More uncertainty – not a time to be tentative

Reserve Bank Governor Dr. Alan Bollard has cut the Official Cash Rate (OCR) 150 basis points this morning easing the pressure on the economy. The New Zealand Manufacturers and Exporters Association (NZMEA) welcome the cut, but point out that further monetary policy loosening is possible to support the real economy now that inflationary pressure is falling. Another rate cut of 100 basis points in January is likely to be needed.

NZMEA Chief Executive John Walley says, “The focus needs to be on supporting the real economy as we work towards an economic revival. Given our trading partners are likely to decline further next year, it is important to get our interest rates into an expansionary setting so that exporters can take advantage of overseas markets while they are still there. We called for a 200 point cut this time, which could have delivered more stability until the end of the first quarter of 2009, but now another cut will be necessary in January.”

Interest rate cuts from our trading partners mean that New Zealand still has one of the highest cash rates in the developed world. Other countries have demonstrated they are more concerned about their economies than they are about inflation, as the extent of the financial crisis widens. There has also been growing concerns over deflation, particularly in the United States.

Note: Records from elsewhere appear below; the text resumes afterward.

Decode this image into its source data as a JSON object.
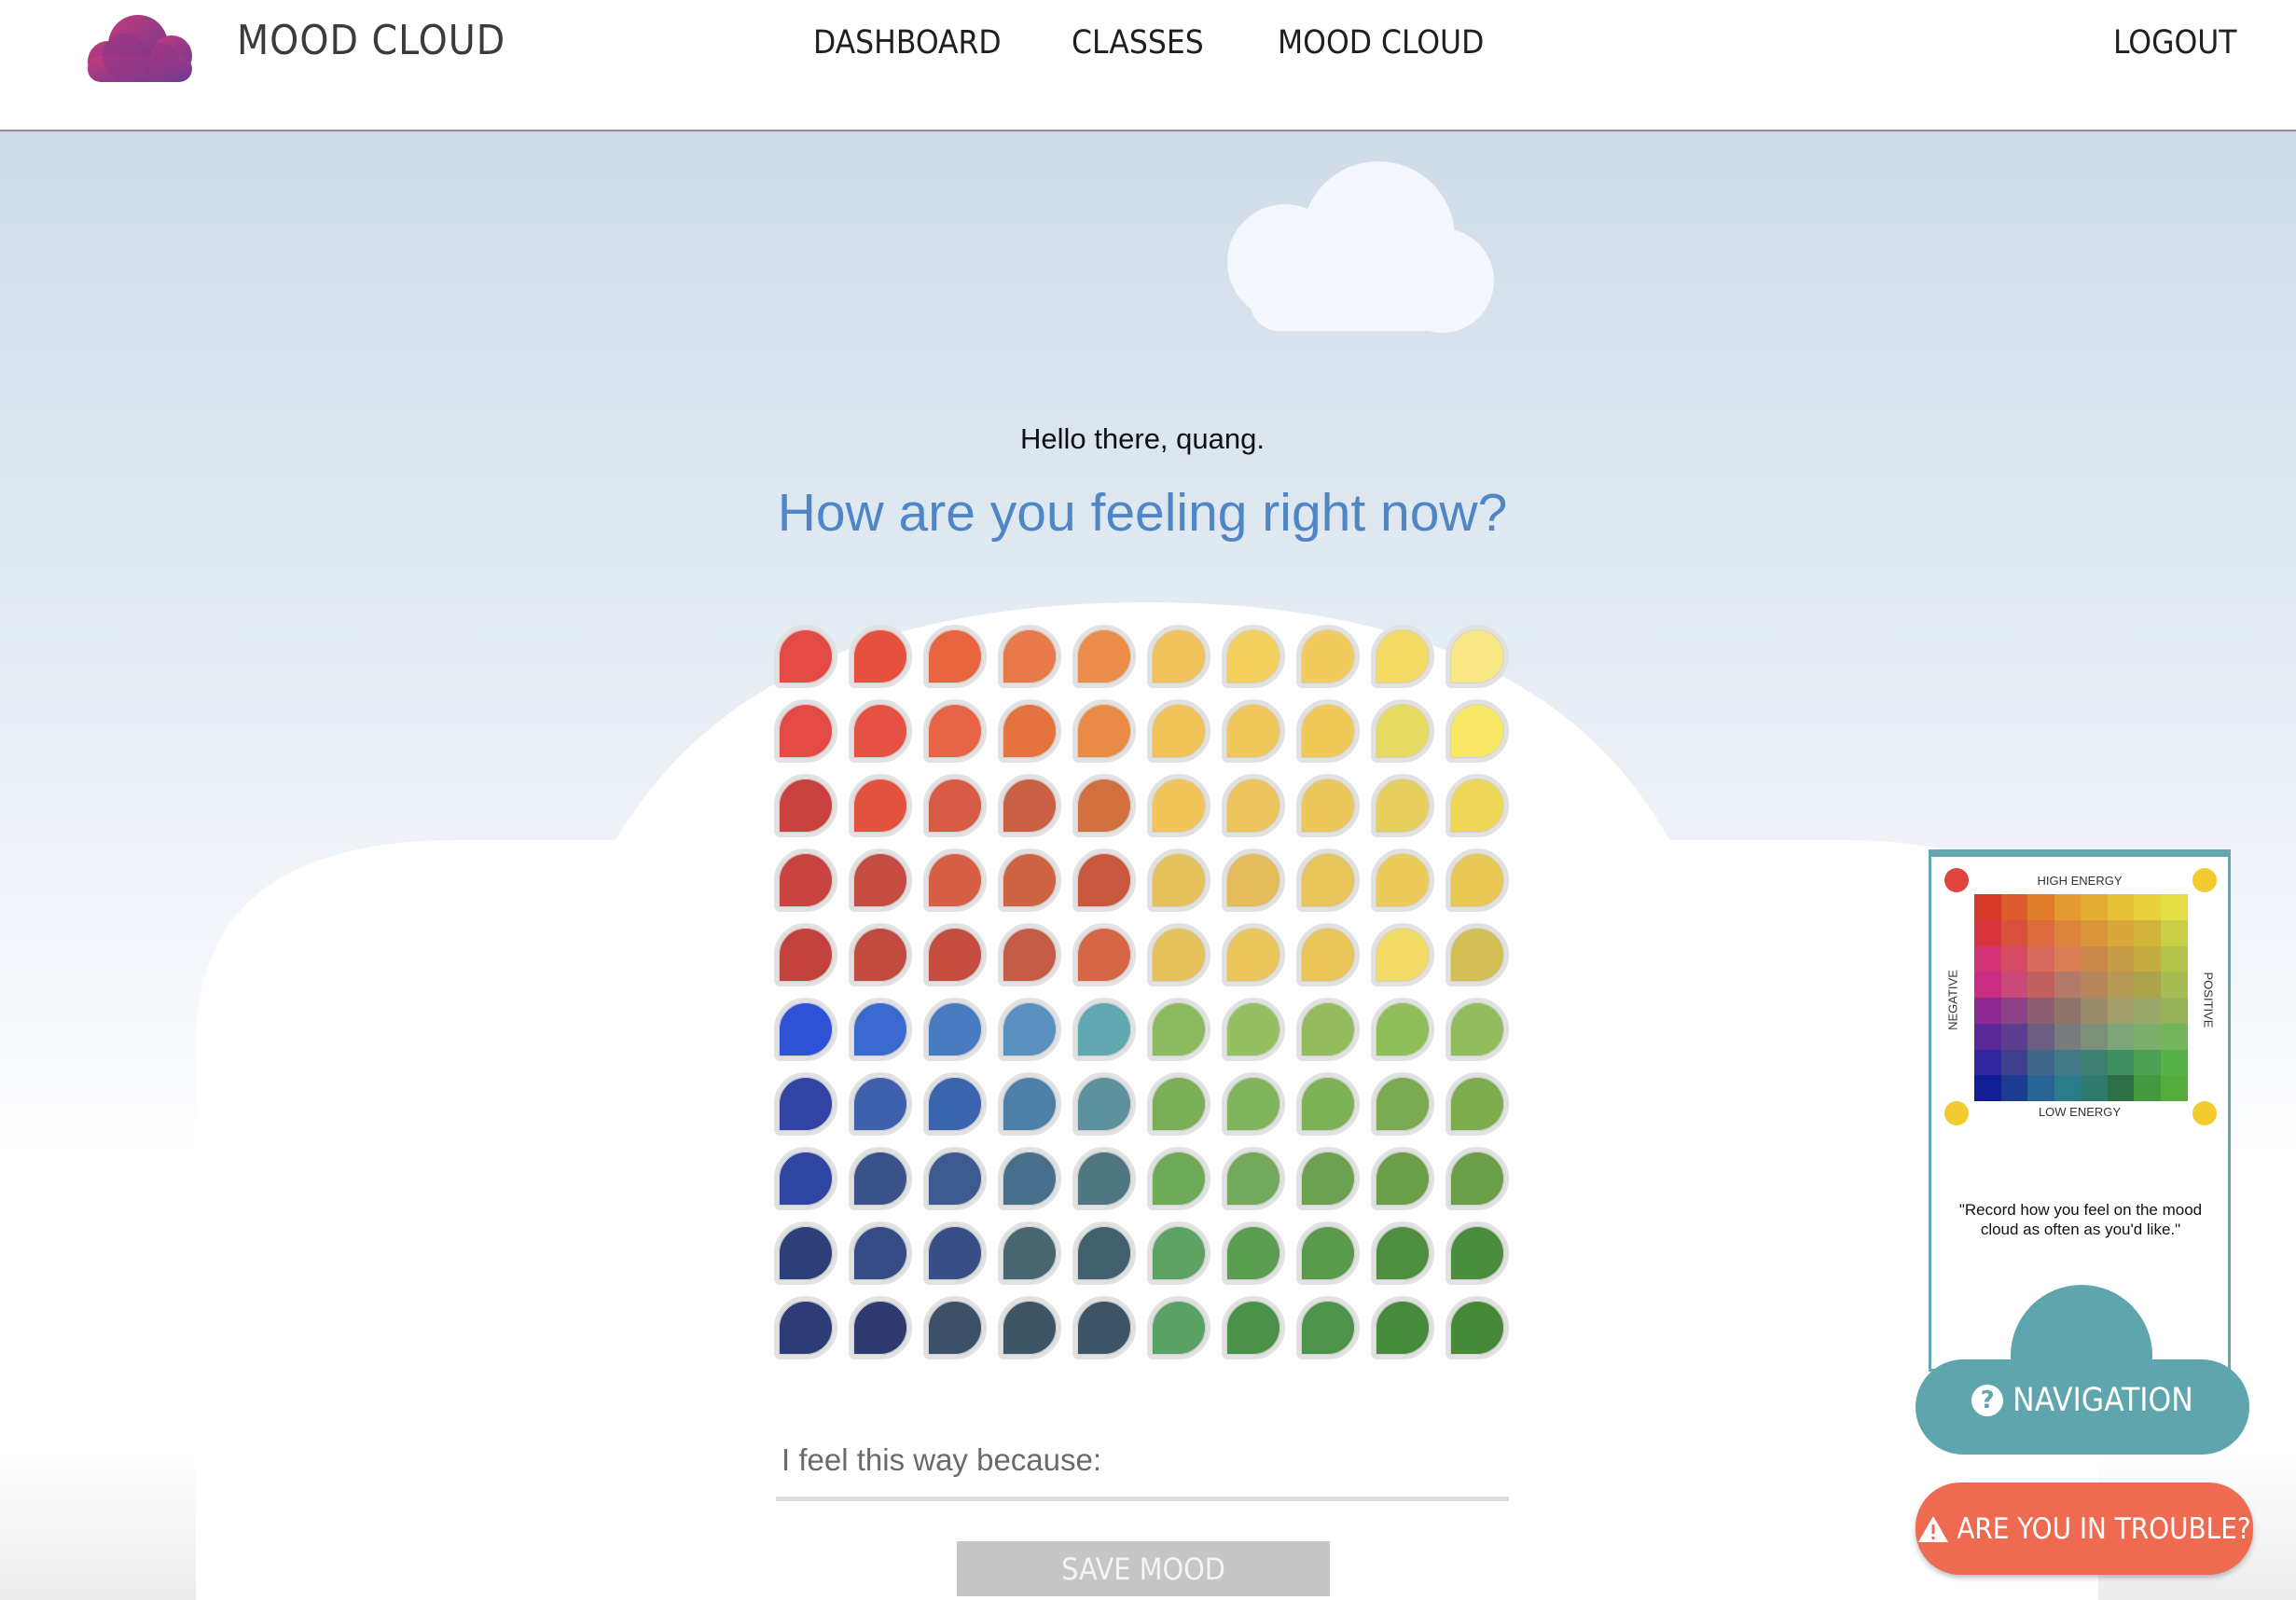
{
  "nav": {
    "brand": "MOOD CLOUD",
    "links": [
      "DASHBOARD",
      "CLASSES",
      "MOOD CLOUD"
    ],
    "logout": "LOGOUT"
  },
  "greeting": "Hello there, quang.",
  "question": "How are you feeling right now?",
  "mood_grid": {
    "rows": [
      [
        "#e44b45",
        "#e5503f",
        "#e8643f",
        "#e8794a",
        "#ec8c4a",
        "#f1c25c",
        "#f3cf5d",
        "#f1cb5d",
        "#f3db66",
        "#f9e785"
      ],
      [
        "#e44b44",
        "#e55143",
        "#e66445",
        "#e4733f",
        "#ea8a47",
        "#f1c258",
        "#f1c75b",
        "#f0c959",
        "#e6da63",
        "#f8e865"
      ],
      [
        "#c9423f",
        "#e2523f",
        "#d85b45",
        "#cb6144",
        "#d1703e",
        "#f1c55a",
        "#ecc35d",
        "#ecc75b",
        "#e7cf5f",
        "#eed656"
      ],
      [
        "#c94340",
        "#c44c40",
        "#d65e44",
        "#cd6342",
        "#c8583e",
        "#e4c15a",
        "#e4bc5b",
        "#e7c55b",
        "#ebcc5b",
        "#e8c855"
      ],
      [
        "#c3423d",
        "#c24b3f",
        "#c44d3f",
        "#c55c45",
        "#d46646",
        "#e5c15b",
        "#eac55b",
        "#e9c458",
        "#f3db68",
        "#d5bf57"
      ],
      [
        "#2d52d6",
        "#3a6acf",
        "#477abf",
        "#5a90c0",
        "#61a7b2",
        "#8cba5e",
        "#94c063",
        "#93bb5e",
        "#8ebd5a",
        "#91bc5d"
      ],
      [
        "#3245a5",
        "#3e60ad",
        "#3a64ad",
        "#4d80a9",
        "#5c909d",
        "#7aaf57",
        "#80b55d",
        "#7db257",
        "#7aaa51",
        "#7cac4e"
      ],
      [
        "#2f46a3",
        "#39528a",
        "#3d5b90",
        "#476f8b",
        "#4f7781",
        "#6faa58",
        "#72a95b",
        "#6ba151",
        "#6a9e49",
        "#6b9e48"
      ],
      [
        "#2d3f78",
        "#354c86",
        "#374f86",
        "#47666f",
        "#42616f",
        "#5ca262",
        "#5a9d50",
        "#5a9a4b",
        "#4f8e3f",
        "#4a8d3d"
      ],
      [
        "#2d3c77",
        "#2e3a70",
        "#3c5067",
        "#3d5565",
        "#3d5466",
        "#59a064",
        "#4a9249",
        "#4c934c",
        "#468a3b",
        "#468a37"
      ]
    ]
  },
  "reason": {
    "placeholder": "I feel this way because:"
  },
  "save_label": "SAVE MOOD",
  "help_card": {
    "top_label": "HIGH ENERGY",
    "bottom_label": "LOW ENERGY",
    "left_label": "NEGATIVE",
    "right_label": "POSITIVE",
    "quote": "\"Record how you feel on the mood cloud as often as you'd like.\"",
    "chart_colors": [
      [
        "#d73928",
        "#dc5a2b",
        "#e07d2d",
        "#e39a2e",
        "#e2ac33",
        "#e6c037",
        "#e9d23d",
        "#e3de46"
      ],
      [
        "#d8343d",
        "#d9503c",
        "#db6a3c",
        "#dc843c",
        "#d99538",
        "#d9a839",
        "#d3b43a",
        "#c9cf44"
      ],
      [
        "#d43473",
        "#d64b64",
        "#d86a5b",
        "#d97d55",
        "#c98849",
        "#c59c45",
        "#c4ac41",
        "#b3c34a"
      ],
      [
        "#c82d82",
        "#c94a79",
        "#c0605f",
        "#b3796a",
        "#b6855c",
        "#b59a55",
        "#aba44c",
        "#a7bb53"
      ],
      [
        "#8d2a92",
        "#8c4289",
        "#8d5e6f",
        "#8f7569",
        "#9a8c6a",
        "#a29e6e",
        "#9aa869",
        "#97b259"
      ],
      [
        "#5b2898",
        "#5d3d8f",
        "#6a5d82",
        "#7a7b7d",
        "#7b8f7b",
        "#7ea47a",
        "#7cae6c",
        "#72b55c"
      ],
      [
        "#33259d",
        "#3f3f8d",
        "#406689",
        "#417a86",
        "#3e8070",
        "#3f8e60",
        "#4da153",
        "#54b248"
      ],
      [
        "#131e96",
        "#1c3b91",
        "#266493",
        "#2c7b8b",
        "#2e7b6e",
        "#2d7048",
        "#44993f",
        "#52ad3c"
      ]
    ]
  },
  "navigation_label": "NAVIGATION",
  "trouble_label": "ARE YOU IN TROUBLE?",
  "colors": {
    "accent_blue": "#4f86c6",
    "teal": "#65a7b0",
    "trouble": "#ee6a50"
  }
}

“It is a shame that the Reserve Bank Act has not allowed Dr. Bollard to act sooner to stimulate the economy,” says Mr. Walley. “We have already suffered two quarters in recession and only now are we moving towards a position where an export led recovery can occur.”

“Dr. Bollard’s comment that ‘domestically generated inflation (particularly local body rates and electricity prices) is remaining stubbornly high’ demonstrates the problem with our current system. How interest rates are supposed to control electricity prices and council rates is beyond me.”

“An alternative method of controlling inflation would have avoided interest and exchange rates stifling the economy. An export target included in the Reserve Bank Act would have allowed cuts to address the more pressing problem of a declining economy, rather that continuing to focus on inflation.”

“Alternatives to our current system do exist, or is what we have working so well that we don’t need to change?”